Lors du renouvellement de son contrat, un franchisé se voit proposer une réduction de sa zone d’exclusivité territoriale. Estimant que ses difficultés ultérieures proviennent de ce changement et de l’implantation d’un nouvel établissement en franchise à proximité du sien, il assigne son franchiseur en justice. La cour d’appel de Paris le déboute.
La cour d’appel de Paris a tranché le 24 mars 2021 un litige survenu entre un franchiseur et un de ses ex-franchisés à l’occasion du renouvellement de son contrat.
Dans cette affaire, la première relation de 5 ans est conclue en octobre 2009 avec une clause d’exclusivité territoriale portant sur plusieurs cantons et comprenant trois villes de 30 à 50 000 habitants.
Fin 2014, les parties signent un nouveau contrat aux conditions quasi-identiques, sauf la clause d’exclusivité, réduite à cinq communes autour d’une seule ville de 30 000. Parallèlement, le franchiseur implante un autre franchisé dans la plus grande des trois cités estimant que cette zone n’a pas été suffisamment exploitée précédemment.
En cause : la réduction de la zone d’exclusivité territoriale…
Dès 2012, le franchisé en litige connaît des difficultés dans son activité. Sa situation s’améliore toutefois en 2015. Mais en juin 2017, estimant qu’il souffre de la concurrence de son nouveau collègue, il met en demeure son franchiseur de remédier à cette situation et stoppe tout paiement de redevances.
Début 2018, sa société est mise en liquidation amiable et cesse son activité puis, en mai 2019, est placée en liquidation judiciaire. Entre-temps, le franchisé a assigné son ex-partenaire en justice réclamant la résiliation de son contrat aux torts du franchiseur et des dommages et intérêts significatifs. Débouté par le tribunal de commerce de Paris, il fait appel.
… Et l’implantation d’un nouveau franchisé à proximité du premier
Devant la cour d’appel de Paris le liquidateur judiciaire qui a pris le relais du franchisé estime que celui-ci a été victime de déloyauté.
Le contrat de 2009 prévoyait en effet selon lui « une clause de reconduction semi-automatique » à des conditions identiques. Et il en déduit qu’en fait le contrat s’est prolongé tacitement après son terme « jusqu’à ce que le franchiseur, avec une particulière mauvaise foi, fasse signer au franchisé (en décembre 2014) un nouveau contrat avec un territoire réduit sans l’avertir de l’arrivée d’un nouveau franchisé ».

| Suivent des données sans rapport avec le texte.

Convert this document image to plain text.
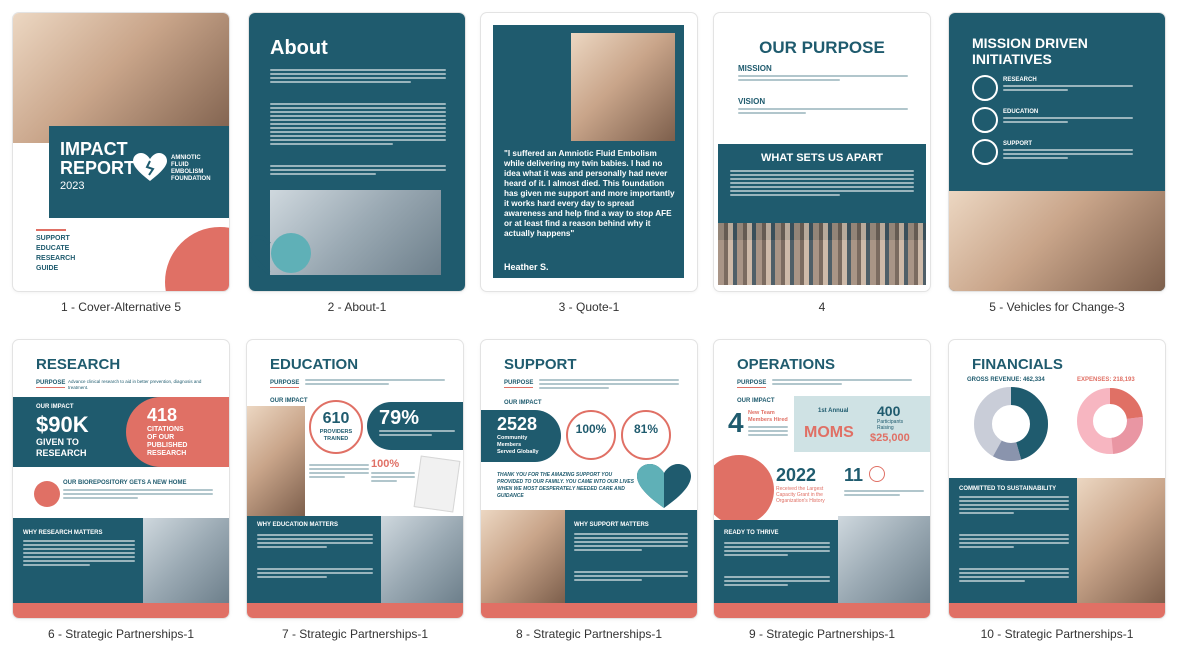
IMPACT
REPORT
2023
AMNIOTIC
FLUID
EMBOLISM
FOUNDATION
SUPPORT
EDUCATE
RESEARCH
GUIDE
1 - Cover-Alternative 5
About

2 - About-1
"I suffered an Amniotic Fluid Embolism while delivering my twin babies. I had no idea what it was and personally had never heard of it. I almost died. This foundation has given me support and more importantly it works hard every day to spread awareness and help find a way to stop AFE or at least find a reason behind why it actually happens"
Heather S.
3 - Quote-1
OUR PURPOSE
MISSION
VISION
WHAT SETS US APART
4
MISSION DRIVEN
INITIATIVES
RESEARCH
EDUCATION
SUPPORT
5 - Vehicles for Change-3
RESEARCH
PURPOSE Advance clinical research to aid in better prevention, diagnosis and treatment.
OUR IMPACT
$90K
GIVEN TO
RESEARCH
418
CITATIONS
OF OUR
PUBLISHED
RESEARCH
OUR BIOREPOSITORY GETS A NEW HOME
WHY RESEARCH MATTERS
6 - Strategic Partnerships-1
EDUCATION
PURPOSE
OUR IMPACT
610
PROVIDERS
TRAINED
79%
100%
WHY EDUCATION MATTERS

7 - Strategic Partnerships-1
SUPPORT
PURPOSE
OUR IMPACT
2528
Community
Members
Served Globally
100%	81%
THANK YOU FOR THE AMAZING SUPPORT YOU PROVIDED TO OUR FAMILY. YOU CAME INTO OUR LIVES WHEN WE MOST DESPERATELY NEEDED CARE AND GUIDANCE
WHY SUPPORT MATTERS

8 - Strategic Partnerships-1
OPERATIONS
PURPOSE
OUR IMPACT
4 New Team
Members Hired
1st Annual
MOMS
400
Participants
Raising
$25,000
2022
Received the Largest
Capacity Grant in the
Organization's History
11
READY TO THRIVE

9 - Strategic Partnerships-1
FINANCIALS
GROSS REVENUE: 462,334	EXPENSES: 218,193
COMMITTED TO SUSTAINABILITY

10 - Strategic Partnerships-1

Le franchiseur aurait en outre organisé la promotion de ce nouvel arrivant dans toute la région et de lui seul et n’aurait pas accompagné le franchisé alors qu’il était au courant de ses difficultés.
Pour la cour, le franchisé ne peut pas reprocher au franchiseur de développer son réseau comme il l’entend
La cour d’appel n’a pas la même lecture des faits. Citant le contrat de 2009, les magistrats de Paris font observer que s’il prévoyait bien un renouvellement « aux mêmes conditions initiales à l’exception de la redevance de franchise », le texte précisait aussi que c’était au franchisé de faire la demande du nouveau contrat et de se prononcer sur son contenu au plus tard trois mois avant la fin du contrat initial. Or, la société franchisée n’a pas fait cette demande et « ne peut (donc pas) se prévaloir d’une tacite reconduction du contrat après son terme initial ».
Par ailleurs, les magistrats estiment, au vu des pièces qu’ils ont examinées, que le franchisé a accepté de signer son deuxième contrat de décembre 2014 « en toute connaissance de cause » (notamment sur la réduction de sa zone d’exclusivité) et qu’il « ne peut reprocher au franchiseur dont la mission essentielle est d’animer et de développer son réseau de franchise d’avoir permis l’implantation concomitante d’un nouveau franchisé hors de (sa nouvelle) zone d’exclusivité territoriale. »
Le contrat est résilié, mais aux torts du franchisé qui n’a pas payé ses redevances
La cour d’appel juge également non démontrées les accusations concernant les inégalités de promotion entre le nouvel arrivant et l’ancien franchisé.
Ils ajoutent que la baisse du CA du franchisé entre 2015 et 2016 ne peut être imputée à la concurrence du nouvel arrivant puisque c’est précisément en 2015, lors de l’installation de celui-ci dans la région, que l’ancien franchisé a réalisé son meilleur chiffre d’affaires…
Pour la cour, le franchiseur n’a donc pas manqué à ses obligations contractuelles. Le contrat n’est pas résilié à ses torts. En revanche, elle confirme le jugement de première instance qui l’a résilié aux torts du franchisé pour cause de redevances non réglées.
Les sommes de 615 € pour les redevances impayées et de 3 151 € pour les redevances qui auraient été dues si le second contrat était allé à son terme sont inscrites au passif de la société franchisée comme dues au franchiseur.